OpenTasks is great, but hasn’t had an update in 3 years, but jtx Board is unclear and massive overkill for me
I use Calengoo, it’s a calendar app that supports both events and tasks in the same app.
But it depends on how you mean tasks, for me they’re strictly reminders for “do thing at time”. I don’t use them for shopping lists or notes or things like that.
I run Arch btw
I don’t know if you were trying to be funny but that got a smirk out of me.
+1 mythtv. It distributes OTA TV to kodi all over the house.
- Syncthing
- FreshRSS
- Wireguard
- Transmission + WebUI
- Samba4 (files and WebDav for Joplin and some others)
- FileBrowser
For me it’s gotta be Portainer, Vaultwarden, and Tailscale. Everything else (FreshRSS, Heimdall, Paperless) is just cream.
+1 for Tailscale. It’s a vital piece of the system for me now.
What makes it so useful? Is it just remote access if you’re away from your pc, or what do you use it for?

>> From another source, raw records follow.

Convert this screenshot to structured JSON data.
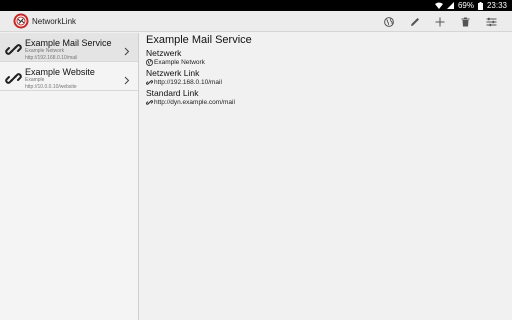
{
  "statusbar": {
    "battery": "69%",
    "time": "23:33"
  },
  "app": {
    "title": "NetworkLink"
  },
  "toolbar": {
    "actions": [
      {
        "icon": "globe-icon"
      },
      {
        "icon": "pencil-icon"
      },
      {
        "icon": "plus-icon"
      },
      {
        "icon": "trash-icon"
      },
      {
        "icon": "sliders-icon"
      }
    ]
  },
  "sidebar": {
    "items": [
      {
        "title": "Example Mail Service",
        "network": "Example Network",
        "url": "http://192.168.0.10/mail",
        "selected": true
      },
      {
        "title": "Example Website",
        "network": "Example",
        "url": "http://10.0.0.10/website",
        "selected": false
      }
    ]
  },
  "detail": {
    "title": "Example Mail Service",
    "network_label": "Netzwerk",
    "network_value": "Example Network",
    "network_link_label": "Netzwerk Link",
    "network_link_value": "http://192.168.0.10/mail",
    "standard_link_label": "Standard Link",
    "standard_link_value": "http://dyn.example.com/mail"
  },
  "colors": {
    "accent": "#c62828",
    "statusbar": "#000000",
    "actionbar": "#ececec"
  }
}
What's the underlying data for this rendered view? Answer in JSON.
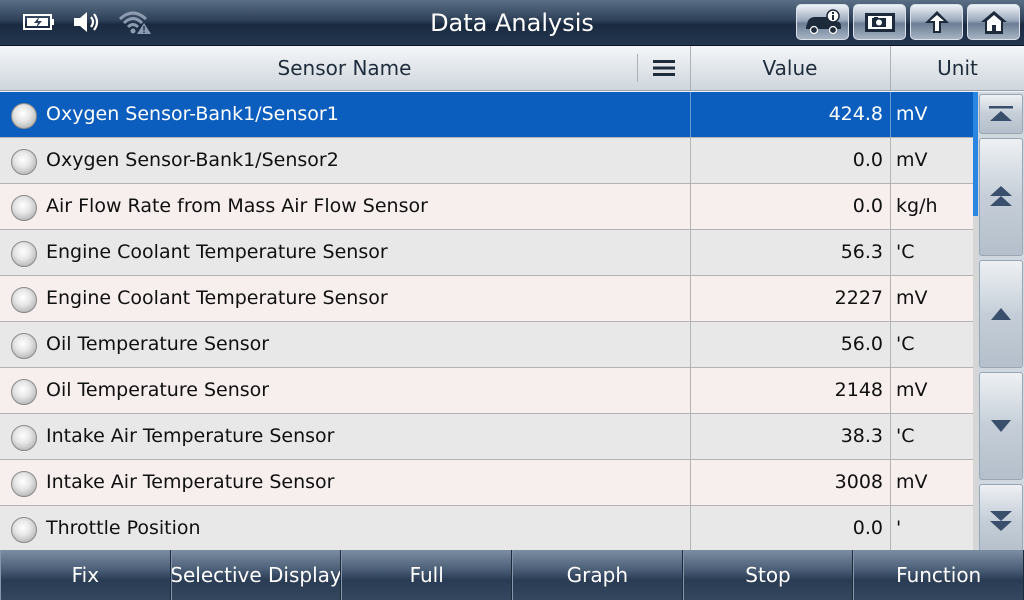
{
  "header": {
    "title": "Data Analysis",
    "status_icons": [
      "battery-charging-icon",
      "speaker-icon",
      "wifi-warning-icon"
    ],
    "buttons": [
      "vehicle-info-icon",
      "screenshot-icon",
      "back-icon",
      "home-icon"
    ]
  },
  "table": {
    "columns": {
      "name": "Sensor Name",
      "value": "Value",
      "unit": "Unit"
    },
    "rows": [
      {
        "name": "Oxygen Sensor-Bank1/Sensor1",
        "value": "424.8",
        "unit": "mV",
        "selected": true
      },
      {
        "name": "Oxygen Sensor-Bank1/Sensor2",
        "value": "0.0",
        "unit": "mV"
      },
      {
        "name": "Air Flow Rate from Mass Air Flow Sensor",
        "value": "0.0",
        "unit": "kg/h"
      },
      {
        "name": "Engine Coolant Temperature Sensor",
        "value": "56.3",
        "unit": "'C"
      },
      {
        "name": "Engine Coolant Temperature Sensor",
        "value": "2227",
        "unit": "mV"
      },
      {
        "name": "Oil Temperature Sensor",
        "value": "56.0",
        "unit": "'C"
      },
      {
        "name": "Oil Temperature Sensor",
        "value": "2148",
        "unit": "mV"
      },
      {
        "name": "Intake Air Temperature Sensor",
        "value": "38.3",
        "unit": "'C"
      },
      {
        "name": "Intake Air Temperature Sensor",
        "value": "3008",
        "unit": "mV"
      },
      {
        "name": "Throttle Position",
        "value": "0.0",
        "unit": "'"
      }
    ]
  },
  "scroll_buttons": [
    "scroll-top-icon",
    "page-up-icon",
    "scroll-up-icon",
    "scroll-down-icon",
    "page-down-icon",
    "scroll-bottom-icon"
  ],
  "bottom_bar": {
    "buttons": [
      "Fix",
      "Selective Display",
      "Full",
      "Graph",
      "Stop",
      "Function"
    ]
  },
  "colors": {
    "selected_row": "#0c5ebe",
    "scroll_thumb": "#2a86e0"
  }
}
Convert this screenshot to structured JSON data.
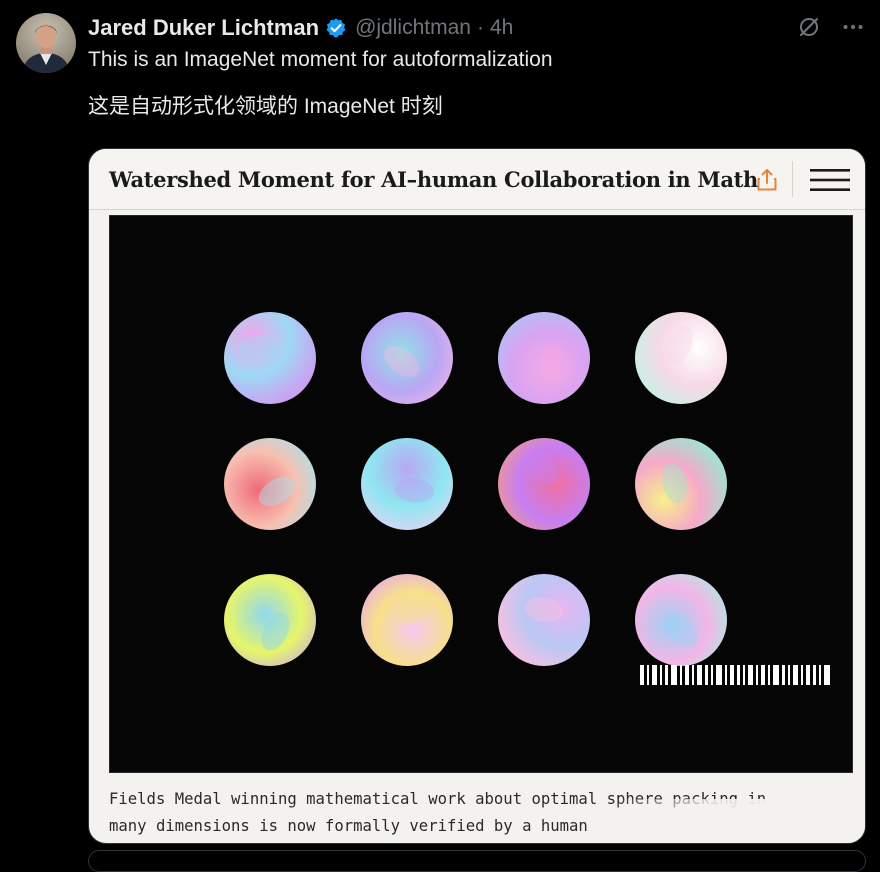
{
  "author": {
    "name": "Jared Duker Lichtman",
    "handle": "@jdlichtman",
    "separator": "·",
    "time": "4h",
    "verified": true
  },
  "icons": {
    "avatar": "profile-photo",
    "verified": "verified-badge-icon",
    "grok": "grok-icon",
    "more": "more-options-icon",
    "share": "share-icon",
    "menu": "hamburger-menu-icon"
  },
  "tweet": {
    "line1": "This is an ImageNet moment for autoformalization",
    "line2": "这是自动形式化领域的 ImageNet 时刻"
  },
  "card": {
    "title": "Watershed Moment for AI–human Collaboration in Math",
    "caption_line1": "Fields Medal winning mathematical work about optimal sphere packing in",
    "caption_line2": "many dimensions is now formally verified by a human",
    "sphere_count": 12
  },
  "colors": {
    "background": "#000000",
    "text": "#e7e9ea",
    "muted": "#71767b",
    "verified": "#1d9bf0",
    "card_bg": "#f4f2ee",
    "share_accent": "#e8833a"
  }
}
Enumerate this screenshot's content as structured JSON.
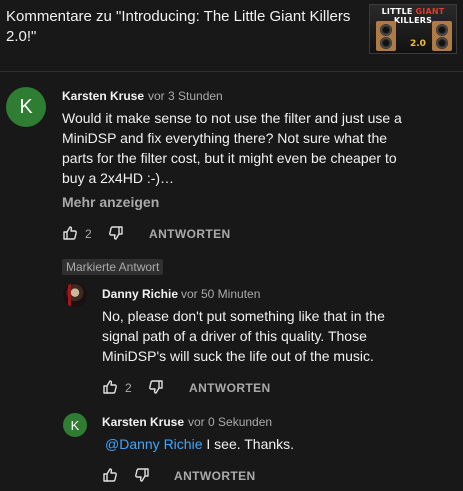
{
  "header": {
    "title": "Kommentare zu \"Introducing: The Little Giant Killers 2.0!\"",
    "thumbnail": {
      "title_part1": "LITTLE ",
      "title_part2": "GIANT",
      "title_part3": " KILLERS",
      "number": "2.0"
    }
  },
  "comment": {
    "avatar_letter": "K",
    "author": "Karsten Kruse",
    "time": "vor 3 Stunden",
    "text": "Would it make sense to not use the filter and just use a MiniDSP and fix everything there? Not sure what the parts for the filter cost, but it might even be cheaper to buy a 2x4HD :-)…",
    "more_label": "Mehr anzeigen",
    "like_count": "2",
    "reply_label": "ANTWORTEN"
  },
  "replies": {
    "badge": "Markierte Antwort",
    "reply1": {
      "author": "Danny Richie",
      "time": "vor 50 Minuten",
      "text": "No, please don't put something like that in the signal path of a driver of this quality. Those MiniDSP's will suck the life out of the music.",
      "like_count": "2",
      "reply_label": "ANTWORTEN"
    },
    "reply2": {
      "avatar_letter": "K",
      "author": "Karsten Kruse",
      "time": "vor 0 Sekunden",
      "mention": "@Danny Richie",
      "text": " I see. Thanks.",
      "reply_label": "ANTWORTEN"
    }
  },
  "colors": {
    "background": "#181818",
    "avatar_green": "#2e7d32",
    "mention_blue": "#3ea6ff",
    "secondary_text": "#aaaaaa"
  }
}
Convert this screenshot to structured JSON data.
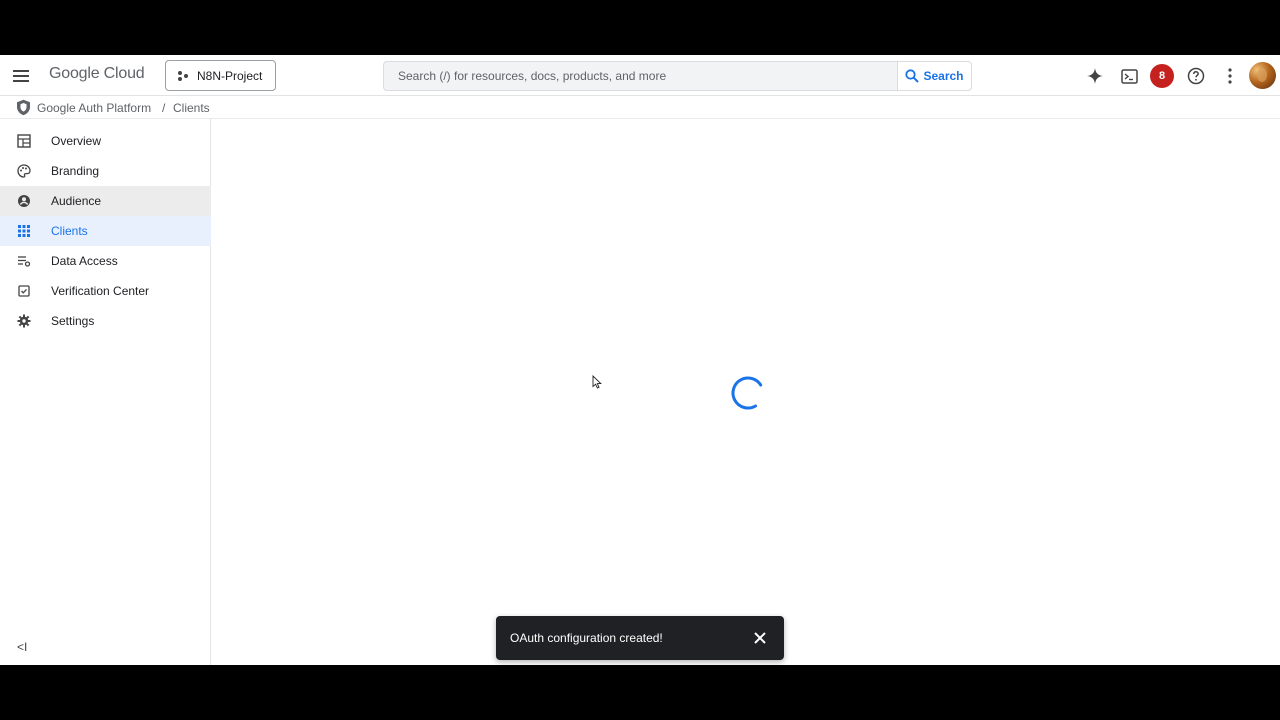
{
  "header": {
    "logo_google": "Google",
    "logo_cloud": "Cloud",
    "project": "N8N-Project",
    "search_placeholder": "Search (/) for resources, docs, products, and more",
    "search_label": "Search",
    "notification_count": "8"
  },
  "breadcrumb": {
    "root": "Google Auth Platform",
    "separator": "/",
    "current": "Clients"
  },
  "sidebar": {
    "items": [
      {
        "label": "Overview",
        "icon": "dashboard-icon"
      },
      {
        "label": "Branding",
        "icon": "palette-icon"
      },
      {
        "label": "Audience",
        "icon": "account-circle-icon"
      },
      {
        "label": "Clients",
        "icon": "apps-grid-icon"
      },
      {
        "label": "Data Access",
        "icon": "data-access-icon"
      },
      {
        "label": "Verification Center",
        "icon": "verification-icon"
      },
      {
        "label": "Settings",
        "icon": "gear-icon"
      }
    ],
    "collapse": "<I"
  },
  "snackbar": {
    "message": "OAuth configuration created!"
  },
  "colors": {
    "accent": "#1a73e8",
    "badge": "#c5221f",
    "snackbar_bg": "#202124"
  }
}
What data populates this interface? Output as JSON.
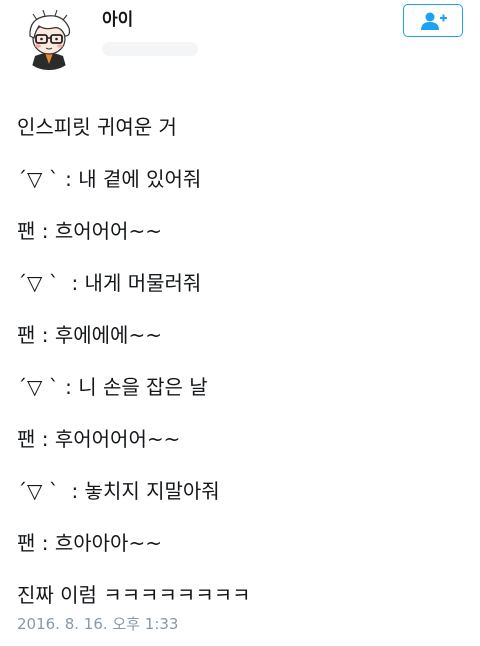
{
  "user": {
    "name": "아이"
  },
  "tweet": {
    "lines": [
      "인스피릿 귀여운 거",
      "´▽ ` : 내 곁에 있어줘",
      "팬 : 흐어어어~~",
      "´▽ `  : 내게 머물러줘",
      "팬 : 후에에에~~",
      "´▽ ` : 니 손을 잡은 날",
      "팬 : 후어어어어~~",
      "´▽ `  : 놓치지 지말아줘",
      "팬 : 흐아아아~~",
      "진짜 이럼 ㅋㅋㅋㅋㅋㅋㅋㅋ"
    ],
    "timestamp": "2016. 8. 16. 오후 1:33"
  },
  "icons": {
    "follow": "add-user-icon"
  },
  "colors": {
    "accent": "#1da1f2",
    "text": "#14171a",
    "muted": "#8899a6"
  }
}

Basically that’s how I use it, just a secure VPN tunnel to my home hosted stuff while I’m out. Painless to set up.
You dont need to expose any ports and the setup is really easy.
And you use the vaultwarden setup where letsencrypt certificates are done via dns challenge?
Tailscale is an overlay network, like a traditional VPN, but with very little config needed to get everything connected. You can use their managed lighthouse and management servers or run your own with Headscale.
Basically you just login to tailscale on all your devices and they get a LAN connection piped over the Internet without opening ports or needing to manage any infrastructure.